The C++ wrapper throws exceptions for errors:

try {
    auto result = Oracle::forAttacker(ToAttackerModel::AdjacentNetwork)
        .timeBudget(30s)
        .test(collector);
} catch (const tacet::CalibrationError& e) {
    std::cerr << "Calibration failed: " << e.what() << std::endl;
} catch (const tacet::Error& e) {
    std::cerr << "Error: " << e.what() << std::endl;
}

Exception types:

• Error - Base class
• NullPointerError
• InvalidConfigError
• CalibrationError
• AnalysisError
• NotEnoughSamplesError

---

Complete Example

#include <tacet.hpp>
#include <iostream>
#include <random>
#include <cstring>

using namespace tacet;
using namespace std::chrono_literals;

// Platform-specific timer
#if defined(__x86_64__)
inline uint64_t read_timer() {
    uint32_t lo, hi;
    __asm__ volatile("rdtsc" : "=a"(lo), "=d"(hi));
    return (static_cast<uint64_t>(hi) << 32) | lo;
}
#elif defined(__aarch64__)
inline uint64_t read_timer() {
    uint64_t val;
    __asm__ volatile("mrs %0, cntvct_el0" : "=r"(val));
    return val;
}
#endif

#define DO_NOT_OPTIMIZE(x) __asm__ volatile("" : : "r,m"(x) : "memory")

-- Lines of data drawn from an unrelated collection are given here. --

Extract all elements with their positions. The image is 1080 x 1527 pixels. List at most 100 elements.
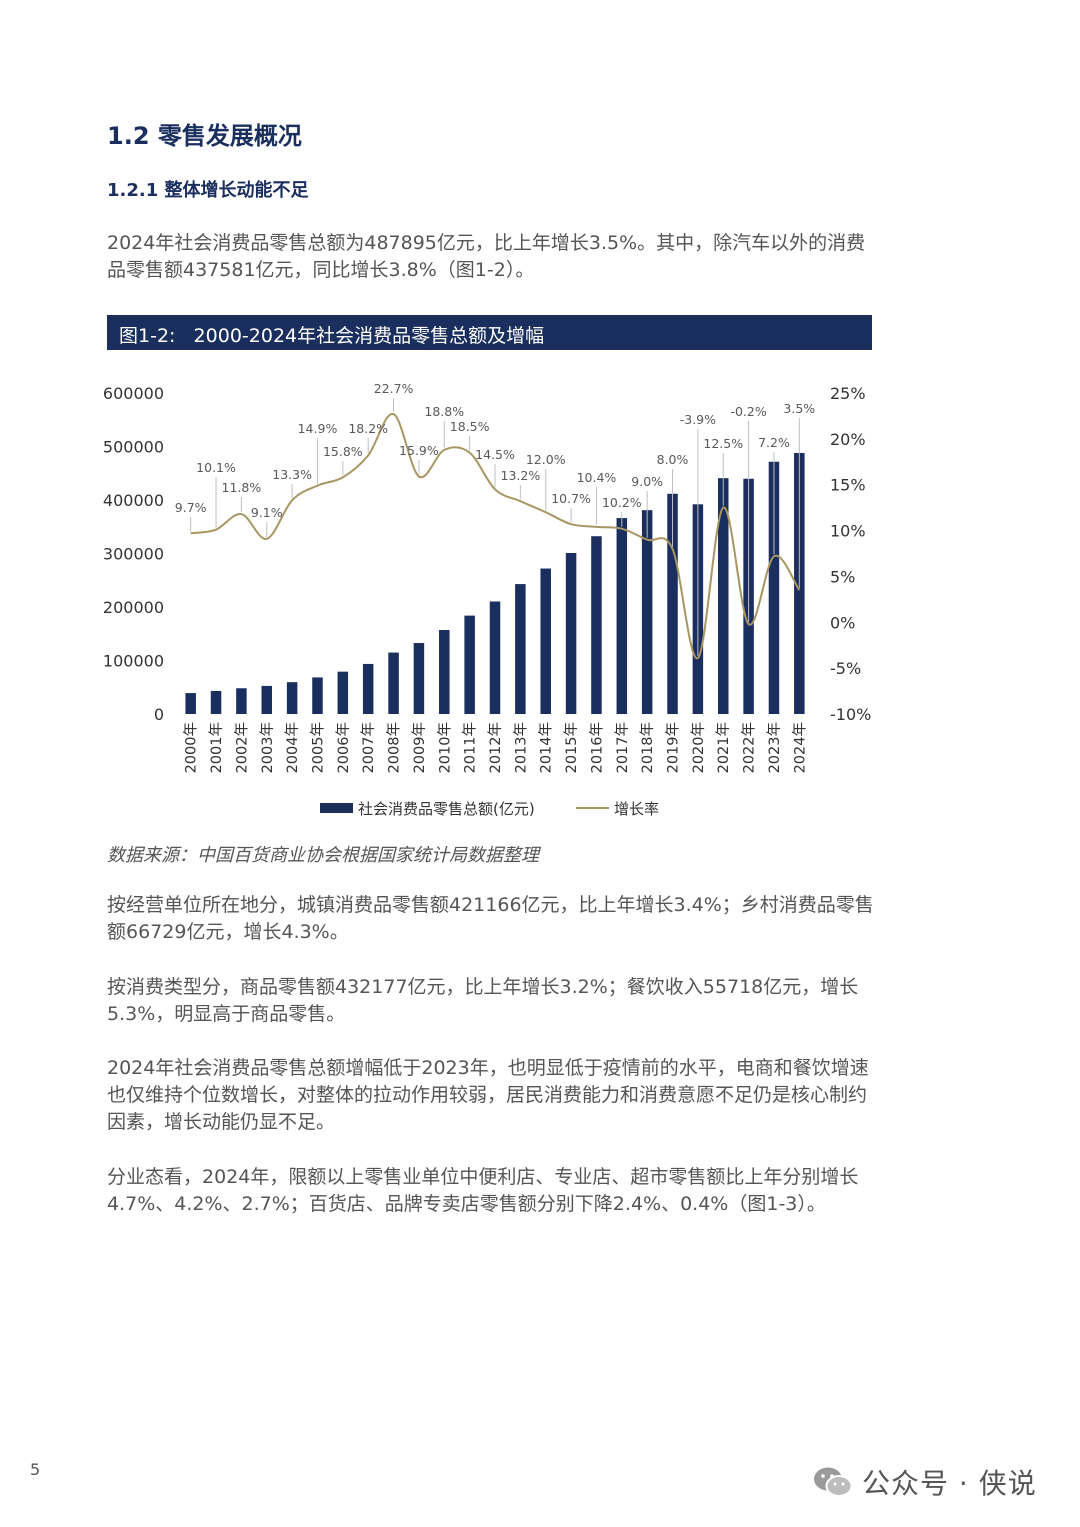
bar-2023年: [768, 461, 780, 714]
growth-label-2017年: 10.2%: [602, 495, 642, 510]
bar-2008年: [388, 652, 399, 714]
x-axis-label-2021年: 2021年: [715, 722, 732, 773]
growth-label-2015年: 10.7%: [551, 491, 591, 506]
growth-label-2009年: 15.9%: [399, 443, 439, 458]
x-axis-label-2000年: 2000年: [183, 722, 200, 773]
growth-label-2001年: 10.1%: [196, 460, 236, 475]
bar-2009年: [413, 643, 425, 714]
bar-2000年: [185, 693, 196, 714]
x-axis-label-2011年: 2011年: [462, 722, 479, 773]
left-axis-tick: 500000: [103, 438, 164, 457]
growth-label-2018年: 9.0%: [631, 474, 663, 489]
paragraph-by-format: 分业态看，2024年，限额以上零售业单位中便利店、专业店、超市零售额比上年分别增…: [107, 1166, 859, 1215]
x-axis-label-2014年: 2014年: [538, 722, 555, 773]
watermark-text: 公众号 · 侠说: [862, 1467, 1037, 1500]
growth-label-2024年: 3.5%: [783, 401, 815, 416]
right-axis-tick: 0%: [830, 613, 855, 632]
intro-paragraph: 2024年社会消费品零售总额为487895亿元，比上年增长3.5%。其中，除汽车…: [107, 232, 866, 281]
growth-label-2008年: 22.7%: [374, 381, 414, 396]
growth-label-2006年: 15.8%: [323, 444, 363, 459]
bar-2014年: [540, 568, 551, 714]
legend-bar-label: 社会消费品零售总额(亿元): [358, 800, 535, 818]
growth-label-2022年: -0.2%: [730, 404, 766, 419]
growth-label-2020年: -3.9%: [680, 412, 716, 427]
chart-legend: 社会消费品零售总额(亿元) 增长率: [320, 800, 659, 818]
subsection-heading: 1.2.1 整体增长动能不足: [107, 180, 309, 201]
left-axis-tick: 400000: [103, 491, 164, 510]
x-axis-label-2023年: 2023年: [766, 722, 783, 773]
x-axis-label-2017年: 2017年: [614, 722, 631, 773]
bar-2015年: [565, 553, 577, 714]
x-axis-label-2016年: 2016年: [588, 722, 605, 773]
bar-2017年: [616, 518, 628, 714]
right-axis-tick: -10%: [830, 705, 871, 724]
x-axis-label-2020年: 2020年: [690, 722, 707, 773]
left-axis-tick: 100000: [103, 652, 164, 671]
right-axis-tick: 25%: [830, 384, 866, 403]
bar-2011年: [464, 615, 475, 714]
growth-label-2000年: 9.7%: [175, 500, 207, 515]
left-axis-tick: 600000: [103, 384, 164, 403]
right-axis-tick: 5%: [830, 567, 855, 586]
bar-2012年: [489, 601, 501, 714]
bar-2006年: [337, 671, 349, 714]
bar-2013年: [515, 584, 526, 714]
right-axis-tick: 15%: [830, 476, 866, 495]
x-axis-label-2007年: 2007年: [360, 722, 377, 773]
x-axis-label-2008年: 2008年: [386, 722, 403, 773]
bar-2001年: [210, 690, 222, 714]
paragraph-by-consumption-type: 按消费类型分，商品零售额432177亿元，比上年增长3.2%；餐饮收入55718…: [107, 976, 859, 1025]
x-axis-label-2018年: 2018年: [639, 722, 656, 773]
bar-2002年: [236, 688, 247, 714]
bar-2004年: [286, 682, 298, 714]
x-axis-label-2006年: 2006年: [335, 722, 352, 773]
bar-2005年: [312, 677, 323, 714]
right-axis-tick: -5%: [830, 659, 861, 678]
data-source-note: 数据来源：中国百货商业协会根据国家统计局数据整理: [107, 845, 539, 866]
x-axis-label-2010年: 2010年: [436, 722, 453, 773]
x-axis-label-2015年: 2015年: [563, 722, 580, 773]
figure-title-band: 图1-2: 2000-2024年社会消费品零售总额及增幅: [107, 315, 872, 350]
growth-label-2021年: 12.5%: [703, 436, 743, 451]
x-axis-label-2004年: 2004年: [284, 722, 301, 773]
figure-title: 图1-2: 2000-2024年社会消费品零售总额及增幅: [119, 325, 545, 347]
bar-2016年: [591, 536, 602, 714]
growth-label-2014年: 12.0%: [526, 452, 566, 467]
bar-2007年: [362, 663, 374, 714]
paragraph-by-location: 按经营单位所在地分，城镇消费品零售额421166亿元，比上年增长3.4%；乡村消…: [107, 894, 874, 943]
x-axis-label-2013年: 2013年: [512, 722, 529, 773]
right-axis-tick: 20%: [830, 430, 866, 449]
growth-label-2012年: 14.5%: [475, 447, 515, 462]
left-axis-tick: 300000: [103, 545, 164, 564]
left-axis-tick: 0: [154, 705, 164, 724]
growth-label-2016年: 10.4%: [577, 470, 617, 485]
right-axis-tick: 10%: [830, 522, 866, 541]
x-axis-label-2009年: 2009年: [411, 722, 428, 773]
x-axis-label-2022年: 2022年: [741, 722, 758, 773]
growth-label-2023年: 7.2%: [758, 435, 790, 450]
x-axis-label-2019年: 2019年: [665, 722, 682, 773]
x-axis-label-2001年: 2001年: [208, 722, 225, 773]
watermark: 公众号 · 侠说: [812, 1464, 1037, 1500]
growth-label-2013年: 13.2%: [501, 468, 541, 483]
bar-2010年: [439, 630, 450, 714]
growth-label-2019年: 8.0%: [657, 452, 689, 467]
growth-label-2004年: 13.3%: [272, 467, 312, 482]
wechat-icon: [814, 1467, 853, 1497]
x-axis-label-2005年: 2005年: [309, 722, 326, 773]
growth-label-2011年: 18.5%: [450, 419, 490, 434]
growth-label-2010年: 18.8%: [424, 404, 464, 419]
legend-bar-swatch: [320, 803, 353, 813]
bar-2019年: [667, 493, 678, 714]
section-heading: 1.2 零售发展概况: [107, 122, 302, 150]
bar-2021年: [717, 478, 729, 714]
growth-label-2007年: 18.2%: [348, 421, 388, 436]
bar-2018年: [641, 510, 653, 714]
retail-sales-chart: 9.7% 10.1% 11.8% 9.1% 13.3% 14.9% 15.8% 18.2% 22…: [103, 381, 871, 818]
x-axis-label-2003年: 2003年: [259, 722, 276, 773]
growth-label-2003年: 9.1%: [251, 505, 283, 520]
legend-line-label: 增长率: [614, 800, 659, 818]
bar-2003年: [261, 685, 273, 714]
growth-label-2005年: 14.9%: [298, 421, 338, 436]
page-number: 5: [30, 1460, 41, 1479]
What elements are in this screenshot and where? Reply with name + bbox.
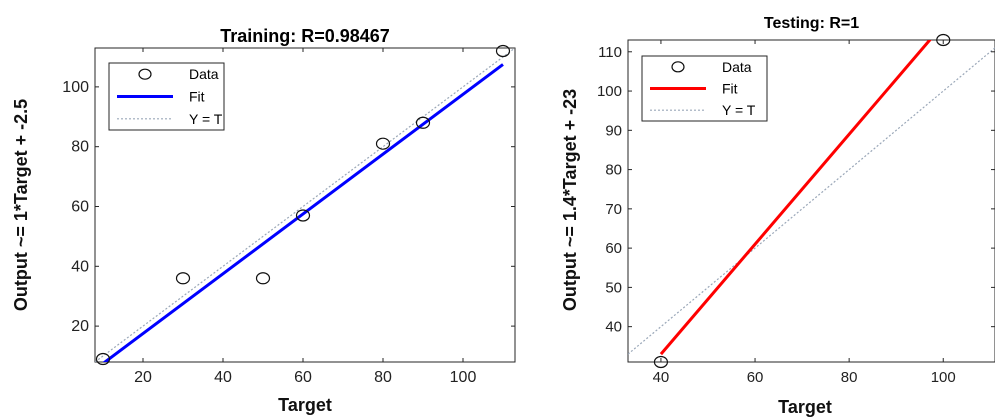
data-point	[653, 355, 669, 369]
y-tick-label: 110	[598, 44, 622, 61]
plot-content	[628, 40, 995, 356]
y-tick-label: 70	[605, 201, 622, 218]
x-tick-label: 40	[653, 369, 670, 386]
x-tick-label: 80	[841, 369, 858, 386]
legend-label: Data	[189, 66, 219, 82]
data-point	[175, 272, 191, 285]
data-point	[375, 137, 391, 150]
x-axis-label: Target	[278, 395, 332, 415]
data-point	[295, 209, 311, 222]
legend-label: Y = T	[189, 111, 223, 127]
data-point	[255, 272, 271, 285]
legend-label: Data	[722, 59, 752, 75]
y-tick-label: 60	[605, 240, 622, 257]
x-tick-label: 60	[747, 369, 764, 386]
y-axis-label: Output ~= 1.4*Target + -23	[560, 89, 580, 311]
y-tick-label: 50	[605, 279, 622, 296]
x-tick-label: 100	[450, 369, 477, 386]
chart-0: 20 40 60 80 100 20 40 60 80 100 Training: R=0.9846…	[11, 26, 516, 415]
chart-1: 40 60 80 100 40 50 60 70 80 90 100 110 Testing: R=1 T…	[560, 15, 995, 417]
legend: Data Fit Y = T	[641, 55, 768, 122]
y-tick-label: 100	[62, 79, 89, 96]
y-tick-label: 40	[605, 319, 622, 336]
legend-data-symbol	[671, 61, 685, 73]
legend: Data Fit Y = T	[108, 62, 225, 131]
data-point	[936, 33, 951, 47]
y-tick-label: 40	[71, 258, 89, 275]
y-axis-label: Output ~= 1*Target + -2.5	[11, 99, 31, 311]
x-tick-label: 40	[214, 369, 232, 386]
y-tick-label: 80	[71, 139, 89, 156]
y-tick-label: 20	[71, 318, 89, 335]
y-tick-label: 100	[597, 83, 622, 100]
y-tick-label: 90	[605, 122, 622, 139]
y-tick-label: 80	[605, 162, 622, 179]
data-point	[495, 44, 511, 58]
identity-line	[95, 48, 515, 362]
x-axis-label: Target	[778, 397, 832, 417]
legend-data-symbol	[138, 68, 152, 80]
chart-title: Testing: R=1	[764, 15, 859, 32]
fit-line	[102, 63, 504, 362]
legend-label: Fit	[189, 89, 205, 105]
x-tick-label: 20	[134, 369, 152, 386]
plot-content	[95, 48, 515, 362]
data-point	[415, 116, 431, 129]
data-point	[95, 352, 111, 366]
x-tick-label: 100	[931, 369, 956, 386]
fit-line	[659, 40, 932, 356]
y-tick-label: 60	[71, 198, 89, 215]
x-tick-label: 80	[374, 369, 392, 386]
legend-label: Fit	[722, 81, 738, 97]
x-tick-label: 60	[294, 369, 312, 386]
chart-title: Training: R=0.98467	[220, 26, 390, 46]
legend-label: Y = T	[722, 102, 756, 118]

// Leaky comparison (for testing)
bool leaky_compare(const uint8_t* a, const uint8_t* b, size_t n) {
    for (size_t i = 0; i < n; i++) {
        if (a[i] != b[i]) return false;  // Early exit!
    }
    return true;
}

int main() {
    std::array<uint8_t, 32> secret;
    std::random_device rd;
    std::generate(secret.begin(), secret.end(), std::ref(rd));

    std::mt19937_64 rng(42);
    std::uniform_int_distribution<uint8_t> dist(0, 255);

    auto result = Oracle::forAttacker(ToAttackerModel::AdjacentNetwork)
        .timeBudget(30s)
        .maxSamples(100000)
        .fromEnv()
        .test([&](std::span<uint64_t> baseline, std::span<uint64_t> sample) {
            std::array<uint8_t, 32> input;

            for (size_t i = 0; i < baseline.size(); i++) {
                // Baseline: all zeros
                std::fill(input.begin(), input.end(), 0);
                uint64_t start = read_timer();
                bool r = leaky_compare(input.data(), secret.data(), 32);
                uint64_t end = read_timer();
                DO_NOT_OPTIMIZE(r);
                baseline[i] = end - start;

                // Sample: random
                std::generate(input.begin(), input.end(),
                              [&]() { return dist(rng); });
                start = read_timer();
                r = leaky_compare(input.data(), secret.data(), 32);
                end = read_timer();
                DO_NOT_OPTIMIZE(r);
                sample[i] = end - start;
            }
        });

    std::cout << result << std::endl;
    return result.outcome == ToOutcome::Fail ? 1 : 0;
}

Compilation

clang++ -std=c++20 -stdlib=libc++ -O3 -o timing_test timing_test.cpp \
    -I/path/to/tacet/crates/tacet-c/include \
    -I/path/to/tacet/bindings/cpp \
    -L/path/to/tacet/target/release \
    -ltacet_c

---

Comparison: Builder API vs Low-Level API

Builder API (Recommended)

auto result = Oracle::forAttacker(ToAttackerModel::AdjacentNetwork)
    .timeBudget(60s)
    .maxSamples(100000)
    .fromEnv()
    .test([](auto baseline, auto sample) {
        // collect samples
    });

std::cout << result << std::endl;

Low-Level API

auto config = config_default(ToAttackerModel::AdjacentNetwork);
config.time_budget_secs = 60.0;
config.max_samples = 100000;
config = config_from_env(config);

auto calibration = calibrate(cal_baseline, cal_sample, config);
State state;
// ... manual loop with step() ...

ToResult result = /* ... */;
std::cout << "Outcome: " << outcome_to_string(result.outcome) << std::endl;

The builder API is more ergonomic, handles the adaptive loop internally, and provides operator<< for easy output.